El quiebre llegó en diciembre de 2010 con el llamado “gasolinazo”. El intento de eliminar la subvención a los hidrocarburos mediante un incremento abrupto de precios desató una reacción social demoledora. El gobierno retrocedió y Arce quedó marcado por la derrota política. Desde entonces, optó por congelar el tipo de cambio, profundizar subsidios y postergar ajustes estructurales. Esa decisión, políticamente comprensible, fue económicamente costosa: distorsionó precios, erosionó reservas y sembró las bases de la crisis posterior. El tecnócrata entendió entonces que la política podía derrotar a la técnica, y quedó atrapado en esa contradicción.

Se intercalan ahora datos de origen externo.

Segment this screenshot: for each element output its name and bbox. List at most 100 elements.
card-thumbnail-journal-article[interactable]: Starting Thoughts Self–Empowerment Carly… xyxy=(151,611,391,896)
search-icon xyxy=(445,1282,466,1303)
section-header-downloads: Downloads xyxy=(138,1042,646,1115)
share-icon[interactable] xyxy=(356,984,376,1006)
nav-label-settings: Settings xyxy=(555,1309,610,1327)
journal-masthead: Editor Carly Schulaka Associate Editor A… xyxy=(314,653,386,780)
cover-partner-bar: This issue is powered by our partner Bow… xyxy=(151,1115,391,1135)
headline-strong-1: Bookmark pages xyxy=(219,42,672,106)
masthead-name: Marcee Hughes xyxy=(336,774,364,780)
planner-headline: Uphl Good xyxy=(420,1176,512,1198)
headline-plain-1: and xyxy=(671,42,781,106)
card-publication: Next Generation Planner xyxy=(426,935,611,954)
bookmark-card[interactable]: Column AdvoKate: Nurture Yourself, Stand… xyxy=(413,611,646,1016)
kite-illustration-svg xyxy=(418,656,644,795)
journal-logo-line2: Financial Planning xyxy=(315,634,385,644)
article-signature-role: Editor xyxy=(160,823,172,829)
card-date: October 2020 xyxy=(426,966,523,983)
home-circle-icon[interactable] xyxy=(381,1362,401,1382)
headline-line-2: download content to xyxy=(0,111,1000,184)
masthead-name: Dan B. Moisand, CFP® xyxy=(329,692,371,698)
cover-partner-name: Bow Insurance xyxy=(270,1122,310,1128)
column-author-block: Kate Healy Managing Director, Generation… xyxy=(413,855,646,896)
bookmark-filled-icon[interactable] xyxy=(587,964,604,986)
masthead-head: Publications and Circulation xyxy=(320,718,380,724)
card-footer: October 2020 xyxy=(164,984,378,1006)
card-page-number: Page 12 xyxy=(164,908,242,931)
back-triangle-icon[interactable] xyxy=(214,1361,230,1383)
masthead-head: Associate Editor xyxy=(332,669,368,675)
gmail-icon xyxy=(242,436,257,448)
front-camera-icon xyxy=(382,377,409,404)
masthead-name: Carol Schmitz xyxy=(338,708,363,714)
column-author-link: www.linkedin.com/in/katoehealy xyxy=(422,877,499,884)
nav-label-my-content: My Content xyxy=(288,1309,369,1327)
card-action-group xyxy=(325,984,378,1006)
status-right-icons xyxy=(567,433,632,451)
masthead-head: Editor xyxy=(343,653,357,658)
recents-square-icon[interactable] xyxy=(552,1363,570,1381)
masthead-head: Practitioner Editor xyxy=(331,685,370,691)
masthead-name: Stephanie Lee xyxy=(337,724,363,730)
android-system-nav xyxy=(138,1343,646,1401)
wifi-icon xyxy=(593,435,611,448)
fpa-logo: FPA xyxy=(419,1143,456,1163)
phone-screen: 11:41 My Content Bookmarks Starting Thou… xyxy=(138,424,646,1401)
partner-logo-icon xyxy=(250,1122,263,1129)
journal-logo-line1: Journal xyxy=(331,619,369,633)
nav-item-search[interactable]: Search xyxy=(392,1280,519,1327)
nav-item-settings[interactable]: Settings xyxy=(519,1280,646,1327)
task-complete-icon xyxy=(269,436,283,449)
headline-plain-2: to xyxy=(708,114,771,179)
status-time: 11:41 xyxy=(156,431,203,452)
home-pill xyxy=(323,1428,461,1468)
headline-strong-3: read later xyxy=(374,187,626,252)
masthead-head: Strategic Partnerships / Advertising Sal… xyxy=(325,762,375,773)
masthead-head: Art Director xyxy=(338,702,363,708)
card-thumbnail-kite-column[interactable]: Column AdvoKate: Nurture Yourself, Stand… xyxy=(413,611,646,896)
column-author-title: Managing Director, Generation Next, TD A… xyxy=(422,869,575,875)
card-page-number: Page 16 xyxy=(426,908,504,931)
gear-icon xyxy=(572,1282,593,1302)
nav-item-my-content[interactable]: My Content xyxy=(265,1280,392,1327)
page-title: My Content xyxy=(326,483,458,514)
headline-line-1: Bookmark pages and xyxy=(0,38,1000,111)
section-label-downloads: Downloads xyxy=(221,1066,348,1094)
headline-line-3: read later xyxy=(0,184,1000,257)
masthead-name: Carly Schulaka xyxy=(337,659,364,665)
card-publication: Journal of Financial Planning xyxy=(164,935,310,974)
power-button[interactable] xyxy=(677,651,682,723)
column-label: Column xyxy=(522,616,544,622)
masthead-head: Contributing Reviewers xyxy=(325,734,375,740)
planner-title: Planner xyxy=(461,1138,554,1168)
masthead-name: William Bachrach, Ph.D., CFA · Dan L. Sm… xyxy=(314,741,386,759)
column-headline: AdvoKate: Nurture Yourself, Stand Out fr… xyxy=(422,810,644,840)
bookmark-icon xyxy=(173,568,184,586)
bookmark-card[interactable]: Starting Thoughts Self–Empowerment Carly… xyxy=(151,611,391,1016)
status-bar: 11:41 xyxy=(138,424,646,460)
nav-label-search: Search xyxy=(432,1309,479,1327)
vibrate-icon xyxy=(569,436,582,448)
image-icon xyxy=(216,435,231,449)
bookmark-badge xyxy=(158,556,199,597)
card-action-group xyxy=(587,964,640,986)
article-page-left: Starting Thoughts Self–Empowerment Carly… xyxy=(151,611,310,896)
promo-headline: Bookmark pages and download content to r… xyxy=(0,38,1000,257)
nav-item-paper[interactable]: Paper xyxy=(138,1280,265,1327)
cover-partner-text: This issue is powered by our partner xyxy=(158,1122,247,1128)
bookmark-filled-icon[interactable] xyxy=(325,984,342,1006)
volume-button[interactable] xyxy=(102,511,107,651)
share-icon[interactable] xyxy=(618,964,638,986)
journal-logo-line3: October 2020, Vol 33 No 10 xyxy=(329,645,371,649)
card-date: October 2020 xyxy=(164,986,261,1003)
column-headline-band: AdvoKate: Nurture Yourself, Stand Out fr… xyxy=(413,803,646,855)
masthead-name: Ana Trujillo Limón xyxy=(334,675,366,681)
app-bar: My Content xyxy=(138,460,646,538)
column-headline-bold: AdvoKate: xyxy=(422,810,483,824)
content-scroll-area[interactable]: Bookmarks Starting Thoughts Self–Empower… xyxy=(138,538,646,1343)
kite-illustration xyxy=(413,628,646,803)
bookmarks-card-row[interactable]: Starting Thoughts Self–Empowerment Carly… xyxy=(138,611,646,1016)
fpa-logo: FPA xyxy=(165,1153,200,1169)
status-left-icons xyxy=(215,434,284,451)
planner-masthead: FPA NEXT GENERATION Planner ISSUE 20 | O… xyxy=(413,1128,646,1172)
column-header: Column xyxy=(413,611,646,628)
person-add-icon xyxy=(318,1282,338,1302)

Con el tiempo, Arce comprendió el poder que concentraba. El Banco Central fue subordinado al Ministerio de Economía, perdiendo su independencia efectiva. La política fiscal y monetaria se fusionaron en un esquema discrecional que financió déficits crecientes y debilitó los contrapesos institucionales. Paralelamente, el Estado expandió su aparato empresarial: empresas públicas convertidas en elefantes blancos, con sobreprecios, baja eficiencia y escaso retorno social. El voluntarismo burocrático, sin frenos, derivó en autoritarismo.
El caso del Fondo Indígena simboliza el costado más oscuro de ese Estado sin contrapesos. Millones destinados a comunidades originarias fueron desviados a proyectos fantasmas y cuentas particulares durante los años en que Arce presidía su directorio. Marco Antonio Aramayo, exdirector y denunciante, fue sometido a más de 250 procesos judiciales y murió en 2022 tras años de detención preventiva. Otros implicados afines al poder gozaron de libertad. La asimetría fue evidente: la justicia castigó selectivamente según criterios políticos.
Como presidente entre 2020 y 2025, Arce no corrigió el rumbo. Persistió en un modelo estatista agotado, inspirado en la industrialización por sustitución de importaciones, que derivó en más gasto público, más empresas deficitarias y ninguna reforma institucional. El autoritarismo se hizo explícito: detenciones de opositores, disciplinamiento judicial y control político de las instituciones. En el plano político, se apropió de la sigla del MAS, profundizando la ruptura con Evo Morales. En el plano ético, su gestión quedó marcada por escándalos como Botrading, la compra de inmuebles por parte de sus hijos y denuncias de conflictos de interés.
Su ocaso fue acelerado. Sospechas de un posible autogolpe en junio de 2024, aislamiento político, crisis familiar y abandono de su propio partido erosionaron su autoridad. La detención de diciembre de 2025 cierra el círculo.
Luis Arce Catacora es, en última instancia, víctima del sistema que ayudó a consolidar: un Estado donde la ley se subordina al poder y la institucionalidad se desvanece. Su caída no es poética ni redentora; es el reflejo de un espejo roto. Bolivia no produce estadistas para la historia, sino expresidentes para los tribunales. Romper este ciclo no implica absolver a Arce ni exculparlo de sus responsabilidades reales. Implica reconstruir una justicia independiente que deje de ser instrumento de venganza política y se convierta, por fin, en pilar de la democracia. De lo contrario, el próximo presidente también terminará escribiendo su historia desde una celda.
Miguel Angel Amonzabel Gonzales es investigador y analista socioeconómico.